From the dramatist’s perspective, the 2008 near-meltdown and its dreadful aftermath are a screenwriter’s dream. Without villains there would be no conflict, and without conflict, there would be no story. So besides Margin Call, at least three feature films were made on the subject; another, The Queen of Versailles is due for release his summer.

Wall Street: Money Never Sleeps is Stone’s sequel to his earlier blockbuster, and provides insight into how at least one major filmmaker views the financial industry’s evolution over the last quarter-century. Gekko (again played by Douglas, who still commands the screen) is out of the Big House but banned from the securities industry. He is free, however, to dispense his hard-won perspective on all things financial in print (he’s written a book) and in pithy comments made to anyone who’ll listen.

It is clear that Stone thinks the insider-trading scandals were small potatoes compared to the sub-prime version, and uses Gekko to hammer home his point. “While I was away ... greed got greedier,” Gekko tells a lecture audience of mostly young people. (Except for the age of his listeners, that five-minute scene is strikingly reminiscent of Gekko’s 1987 monologue at a shareholders meeting.) “Moral hazard is when someone takes your money and is not responsible for it,” he says with smug condescension to an elderly lady at a book signing. “Talk about an evil empire,” he breezily informs his future son-in-law Jake Moore (Shia LaBeouf), a fusion-obsessed analyst at a failing investment bank. “I’m small-time compared to these crooks.”

The most revealing remark, though, comes from the insufferably corrupt Bretton James (Josh Brolin), head of the bank itself. When quizzed by Moore for his “number” — the dollar amount at which he would be financially sated — James replies, “More.” As for the labyrinthian plot, you might not care enough to suspend your disbelief.
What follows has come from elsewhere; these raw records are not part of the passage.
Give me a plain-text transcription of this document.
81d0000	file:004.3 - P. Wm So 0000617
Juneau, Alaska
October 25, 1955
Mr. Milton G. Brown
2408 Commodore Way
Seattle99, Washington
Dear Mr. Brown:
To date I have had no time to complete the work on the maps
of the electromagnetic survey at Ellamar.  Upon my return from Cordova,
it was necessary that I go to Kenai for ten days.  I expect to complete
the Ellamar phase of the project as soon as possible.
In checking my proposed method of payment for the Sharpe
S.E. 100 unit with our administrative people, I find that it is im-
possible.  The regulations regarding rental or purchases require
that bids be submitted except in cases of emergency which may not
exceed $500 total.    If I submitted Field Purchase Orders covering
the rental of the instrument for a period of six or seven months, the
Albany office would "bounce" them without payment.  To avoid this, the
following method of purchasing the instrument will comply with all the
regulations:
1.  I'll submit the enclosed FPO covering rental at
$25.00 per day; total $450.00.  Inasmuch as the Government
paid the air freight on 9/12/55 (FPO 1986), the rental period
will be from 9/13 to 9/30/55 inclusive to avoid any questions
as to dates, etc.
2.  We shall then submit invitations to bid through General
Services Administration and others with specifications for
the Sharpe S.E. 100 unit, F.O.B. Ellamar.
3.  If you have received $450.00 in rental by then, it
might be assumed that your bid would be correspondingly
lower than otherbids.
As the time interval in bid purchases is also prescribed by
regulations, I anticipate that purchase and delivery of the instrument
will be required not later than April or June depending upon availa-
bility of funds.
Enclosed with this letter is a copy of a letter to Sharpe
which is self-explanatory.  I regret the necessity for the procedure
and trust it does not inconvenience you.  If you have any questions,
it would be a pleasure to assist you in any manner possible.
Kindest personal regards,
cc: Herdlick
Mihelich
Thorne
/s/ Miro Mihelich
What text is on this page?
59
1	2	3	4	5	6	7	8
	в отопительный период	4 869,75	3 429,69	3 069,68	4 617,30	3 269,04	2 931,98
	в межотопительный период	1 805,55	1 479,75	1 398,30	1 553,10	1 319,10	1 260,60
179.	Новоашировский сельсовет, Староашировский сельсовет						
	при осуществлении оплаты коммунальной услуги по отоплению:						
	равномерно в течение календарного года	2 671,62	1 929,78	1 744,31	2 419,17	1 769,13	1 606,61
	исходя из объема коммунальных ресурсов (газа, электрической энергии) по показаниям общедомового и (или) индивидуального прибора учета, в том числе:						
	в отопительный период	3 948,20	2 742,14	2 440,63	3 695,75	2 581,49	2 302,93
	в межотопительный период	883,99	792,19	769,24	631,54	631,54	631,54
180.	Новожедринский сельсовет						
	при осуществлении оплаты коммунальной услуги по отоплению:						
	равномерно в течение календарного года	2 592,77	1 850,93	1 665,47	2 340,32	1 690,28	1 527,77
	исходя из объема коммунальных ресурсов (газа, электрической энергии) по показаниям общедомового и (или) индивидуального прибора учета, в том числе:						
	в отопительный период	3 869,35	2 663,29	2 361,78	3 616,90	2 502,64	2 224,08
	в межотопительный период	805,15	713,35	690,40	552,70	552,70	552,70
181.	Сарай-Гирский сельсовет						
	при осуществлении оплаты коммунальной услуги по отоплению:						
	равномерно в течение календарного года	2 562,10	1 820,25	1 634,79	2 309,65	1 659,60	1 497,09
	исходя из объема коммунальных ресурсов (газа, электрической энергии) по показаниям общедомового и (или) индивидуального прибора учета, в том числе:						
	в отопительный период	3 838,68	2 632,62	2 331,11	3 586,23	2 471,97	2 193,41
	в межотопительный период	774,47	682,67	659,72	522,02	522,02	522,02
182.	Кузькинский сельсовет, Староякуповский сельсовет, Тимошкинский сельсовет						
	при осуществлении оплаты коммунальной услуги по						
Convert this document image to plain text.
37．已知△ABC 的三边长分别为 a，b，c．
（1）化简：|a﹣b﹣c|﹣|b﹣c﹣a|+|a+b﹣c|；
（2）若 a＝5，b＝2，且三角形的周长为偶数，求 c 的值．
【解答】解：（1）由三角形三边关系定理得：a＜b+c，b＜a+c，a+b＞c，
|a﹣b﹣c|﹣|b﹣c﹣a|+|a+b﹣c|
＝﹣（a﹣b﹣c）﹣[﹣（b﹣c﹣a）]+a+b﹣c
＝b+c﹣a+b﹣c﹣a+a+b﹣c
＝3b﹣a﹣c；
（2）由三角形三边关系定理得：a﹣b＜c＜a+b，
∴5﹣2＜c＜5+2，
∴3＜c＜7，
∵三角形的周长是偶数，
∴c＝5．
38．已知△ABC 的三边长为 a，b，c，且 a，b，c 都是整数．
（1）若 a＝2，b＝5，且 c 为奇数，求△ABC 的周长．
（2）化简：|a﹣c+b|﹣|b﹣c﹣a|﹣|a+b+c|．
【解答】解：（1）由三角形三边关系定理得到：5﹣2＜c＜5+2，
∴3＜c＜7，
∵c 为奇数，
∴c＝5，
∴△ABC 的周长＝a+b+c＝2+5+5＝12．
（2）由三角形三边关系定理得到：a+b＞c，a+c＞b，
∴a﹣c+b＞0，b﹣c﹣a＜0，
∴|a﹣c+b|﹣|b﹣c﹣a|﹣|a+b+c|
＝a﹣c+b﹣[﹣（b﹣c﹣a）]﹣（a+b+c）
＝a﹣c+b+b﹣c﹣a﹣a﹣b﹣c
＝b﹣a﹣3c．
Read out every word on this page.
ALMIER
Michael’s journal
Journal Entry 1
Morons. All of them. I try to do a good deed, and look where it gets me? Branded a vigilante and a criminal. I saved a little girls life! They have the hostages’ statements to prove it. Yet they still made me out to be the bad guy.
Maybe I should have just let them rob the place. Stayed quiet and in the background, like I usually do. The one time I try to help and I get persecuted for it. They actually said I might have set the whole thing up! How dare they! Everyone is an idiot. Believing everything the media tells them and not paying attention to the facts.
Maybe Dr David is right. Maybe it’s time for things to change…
Writer-director John Wells’ The Company Men begins where the acute phase of the 2008 financial crisis leaves off. The economy is in recession and a fictional Boston-based firm is downsizing. That might be understandable enough, but additional friction is supplied by exposing the motivations of the company’s CEO: to prop up the share price before a merger, thus boosting the value of his stock options. Thanks to a strong cast that includes Tommy Lee Jones, Ben Affleck, Chris Cooper and Rosemarie DeWitt, the personal and family upheavals caused by the firings ring true, as does the humiliating sniffing about for employment by cash-starved ex-corporate bigwigs suddenly kicked to the curb.

Finally, the Oscar-winning documentary Inside Job is notable for several reasons, including the willingness of a well-prepped interviewer (producer-director Charles Ferguson) to ask such tough questions that his subjects squirm in their chairs, ask that the camera be turned off, and wonder aloud why they acquiesced to be interrogated in the first place. ”This isn’t a deposition, sir,” one irritated source informed Ferguson, his voice rising. “You have three more minutes. Give it your best shot.”

Ferguson did just that. His film pulls back the curtain on the widespread use of cocaine, strip clubs and prostitutes to entertain clients, as well as the lucrative revolving door connecting government, industry and academia. It portrays investment banks as betraying their clients, in bed with politicians, rife with bonus-driven conflicts of interest and completely “out of control.”

Key regulators and industry executives are pilloried, including Frederic Mishkin, Alan Greenspan and Ben Bernanke of the Federal Reserve. Mishkin resigned his post as Fed governor in August 2008, one month before the Lehman bankruptcy, to return to the Columbia Business School. So why did he leave? “I had to revise a textbook,” Mishkin replied in what sounded more like a question than an answer. Mishkin was confronted with evidence that he and several members of a Fed committee were alerted by Robert Gnaizda of the Greenlining Institute (a public policy research group) to the escalating risks to the financial system posed by the leveraged securitization of sub-prime loans.